Since it seems there’s still no light at the bottom of the well of overlooked and lost releases out there, it’s heartening to come across a release like Dany Graham’s eponymous 1980 LP. Despite the time stamp showing the dawn of the ’80s, the record is rooted firmly in wobbly ‘70s songwriter territory, sharing a bent sense of pop with the R. Stevie Moore / Bobb Trimble / Carl Simmons set, but in spirit it perhaps sidles up most closely with Deep Freeze Mice. Like the Mice the album has a ‘60s hangover that’s squeezed through a scrappy private press filter. The record was such a non-starter that when contacted years later by issuing label Xerox searching for information on Graham, many of the session players didn’t even know the album had seen light originally.

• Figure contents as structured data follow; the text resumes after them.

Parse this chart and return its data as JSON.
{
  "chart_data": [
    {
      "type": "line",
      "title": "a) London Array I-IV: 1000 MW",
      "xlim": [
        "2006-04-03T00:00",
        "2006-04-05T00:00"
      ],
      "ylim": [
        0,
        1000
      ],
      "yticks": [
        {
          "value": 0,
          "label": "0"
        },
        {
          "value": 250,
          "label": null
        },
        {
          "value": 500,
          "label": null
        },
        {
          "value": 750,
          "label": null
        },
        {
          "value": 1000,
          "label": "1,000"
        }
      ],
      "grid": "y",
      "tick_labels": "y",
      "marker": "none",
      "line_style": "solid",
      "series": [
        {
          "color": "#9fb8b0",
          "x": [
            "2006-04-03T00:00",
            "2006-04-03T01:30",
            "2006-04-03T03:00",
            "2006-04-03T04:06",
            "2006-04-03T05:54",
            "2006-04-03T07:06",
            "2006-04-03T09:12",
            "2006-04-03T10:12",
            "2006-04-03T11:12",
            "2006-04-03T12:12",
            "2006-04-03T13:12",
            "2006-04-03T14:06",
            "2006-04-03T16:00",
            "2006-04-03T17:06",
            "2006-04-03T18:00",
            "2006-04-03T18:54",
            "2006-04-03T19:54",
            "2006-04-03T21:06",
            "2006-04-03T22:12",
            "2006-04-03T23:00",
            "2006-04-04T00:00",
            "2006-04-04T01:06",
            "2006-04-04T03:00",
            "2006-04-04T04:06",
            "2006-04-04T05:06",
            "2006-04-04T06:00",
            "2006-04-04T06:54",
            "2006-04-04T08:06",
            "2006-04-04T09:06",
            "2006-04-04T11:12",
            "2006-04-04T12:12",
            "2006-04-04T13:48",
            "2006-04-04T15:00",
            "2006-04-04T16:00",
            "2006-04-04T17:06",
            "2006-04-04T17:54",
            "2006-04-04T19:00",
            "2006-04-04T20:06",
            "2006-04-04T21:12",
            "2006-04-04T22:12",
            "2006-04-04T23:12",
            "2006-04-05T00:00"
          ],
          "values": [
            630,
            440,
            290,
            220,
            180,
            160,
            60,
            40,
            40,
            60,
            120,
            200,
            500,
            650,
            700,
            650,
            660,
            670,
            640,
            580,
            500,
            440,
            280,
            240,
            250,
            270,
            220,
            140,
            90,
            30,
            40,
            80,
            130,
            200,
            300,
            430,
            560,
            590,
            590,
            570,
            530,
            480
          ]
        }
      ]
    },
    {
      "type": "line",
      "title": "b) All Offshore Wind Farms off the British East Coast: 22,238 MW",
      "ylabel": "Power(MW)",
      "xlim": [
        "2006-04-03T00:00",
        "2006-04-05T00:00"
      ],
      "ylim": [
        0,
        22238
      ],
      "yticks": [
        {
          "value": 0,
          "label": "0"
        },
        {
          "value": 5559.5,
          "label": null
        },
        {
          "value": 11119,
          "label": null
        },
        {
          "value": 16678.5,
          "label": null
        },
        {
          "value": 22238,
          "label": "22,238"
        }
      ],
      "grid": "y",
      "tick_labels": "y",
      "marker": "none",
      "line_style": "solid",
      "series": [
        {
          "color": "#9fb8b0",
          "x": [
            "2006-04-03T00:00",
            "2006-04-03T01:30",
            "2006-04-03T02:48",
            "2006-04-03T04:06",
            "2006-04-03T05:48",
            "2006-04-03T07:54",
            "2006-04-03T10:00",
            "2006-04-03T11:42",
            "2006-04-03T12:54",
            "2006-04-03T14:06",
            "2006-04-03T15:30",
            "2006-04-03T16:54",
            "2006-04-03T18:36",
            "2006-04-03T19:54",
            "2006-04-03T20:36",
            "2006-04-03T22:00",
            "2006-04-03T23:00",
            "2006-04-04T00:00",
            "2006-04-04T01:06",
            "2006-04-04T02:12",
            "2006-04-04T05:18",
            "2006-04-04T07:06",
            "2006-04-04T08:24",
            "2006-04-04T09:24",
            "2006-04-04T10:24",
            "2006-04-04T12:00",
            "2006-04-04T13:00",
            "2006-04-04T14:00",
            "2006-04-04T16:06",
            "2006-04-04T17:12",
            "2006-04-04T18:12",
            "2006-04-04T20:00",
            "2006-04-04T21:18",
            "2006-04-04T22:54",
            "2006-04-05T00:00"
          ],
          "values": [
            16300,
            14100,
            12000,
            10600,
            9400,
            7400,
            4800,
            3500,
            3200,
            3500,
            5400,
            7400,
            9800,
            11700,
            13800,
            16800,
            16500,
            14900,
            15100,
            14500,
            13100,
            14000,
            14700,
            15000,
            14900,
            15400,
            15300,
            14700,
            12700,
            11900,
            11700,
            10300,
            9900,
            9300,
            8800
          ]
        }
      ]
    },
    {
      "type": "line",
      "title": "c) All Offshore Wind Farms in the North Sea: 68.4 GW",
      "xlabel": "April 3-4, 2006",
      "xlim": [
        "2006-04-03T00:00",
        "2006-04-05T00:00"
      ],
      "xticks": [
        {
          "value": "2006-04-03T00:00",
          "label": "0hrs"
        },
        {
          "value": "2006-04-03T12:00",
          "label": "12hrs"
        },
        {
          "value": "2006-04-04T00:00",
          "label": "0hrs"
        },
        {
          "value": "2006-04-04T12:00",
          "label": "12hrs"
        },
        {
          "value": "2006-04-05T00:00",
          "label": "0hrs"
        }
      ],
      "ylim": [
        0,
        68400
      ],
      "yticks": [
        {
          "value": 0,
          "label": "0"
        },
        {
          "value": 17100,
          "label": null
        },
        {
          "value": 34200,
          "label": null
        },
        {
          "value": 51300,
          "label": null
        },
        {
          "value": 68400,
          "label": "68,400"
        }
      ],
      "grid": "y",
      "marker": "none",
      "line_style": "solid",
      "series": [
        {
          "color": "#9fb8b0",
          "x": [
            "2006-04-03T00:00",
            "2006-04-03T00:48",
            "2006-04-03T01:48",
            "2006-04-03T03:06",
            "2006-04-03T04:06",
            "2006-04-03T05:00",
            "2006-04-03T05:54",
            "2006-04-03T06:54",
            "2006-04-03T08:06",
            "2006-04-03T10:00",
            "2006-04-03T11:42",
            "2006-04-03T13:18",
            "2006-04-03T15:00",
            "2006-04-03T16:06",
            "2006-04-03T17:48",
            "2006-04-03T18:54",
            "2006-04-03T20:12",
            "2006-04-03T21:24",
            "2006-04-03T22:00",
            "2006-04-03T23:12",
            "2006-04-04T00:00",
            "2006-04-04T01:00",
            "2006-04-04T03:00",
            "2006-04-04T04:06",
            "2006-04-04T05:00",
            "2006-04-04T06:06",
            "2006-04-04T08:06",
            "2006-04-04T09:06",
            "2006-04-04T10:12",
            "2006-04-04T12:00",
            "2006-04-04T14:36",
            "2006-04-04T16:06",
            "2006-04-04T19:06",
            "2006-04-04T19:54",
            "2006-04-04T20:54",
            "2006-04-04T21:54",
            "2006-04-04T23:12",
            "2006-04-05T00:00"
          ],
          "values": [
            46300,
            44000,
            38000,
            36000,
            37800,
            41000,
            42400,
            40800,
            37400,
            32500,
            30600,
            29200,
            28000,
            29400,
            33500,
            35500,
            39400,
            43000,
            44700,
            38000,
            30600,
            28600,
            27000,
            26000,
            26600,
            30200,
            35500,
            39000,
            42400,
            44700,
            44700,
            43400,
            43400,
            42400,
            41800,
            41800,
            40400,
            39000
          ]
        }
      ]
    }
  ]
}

There are moments of pure pop brilliance on the album, albeit refracted through rough production patches, an apparent lack of editing and a nice warm lap of hiss. Graham nails softball soul (“Early Morning Heatwave”), mad-eyed folk-pop (“We’ll Make A Deal (In Amsterdam), “Love Start”) and soft rock (“Feeling You Beside Me”). As an actual album, its admittedly a bit uneven, but as a collection it wraps up all of the brain fragments Graham let slip through the tape in fine form. There’s definitely a certain type of collector that’s going to revel in this and even more cultivators of lost psychedelic ephemera who are going to find the missing piece in their mixtape of melted pop they’ve been searching for. Kudos to Xerox for digging up this treasure and with word they’re also shining up Graham’s sole other release for a new issue, it seems there’s more to love on the way.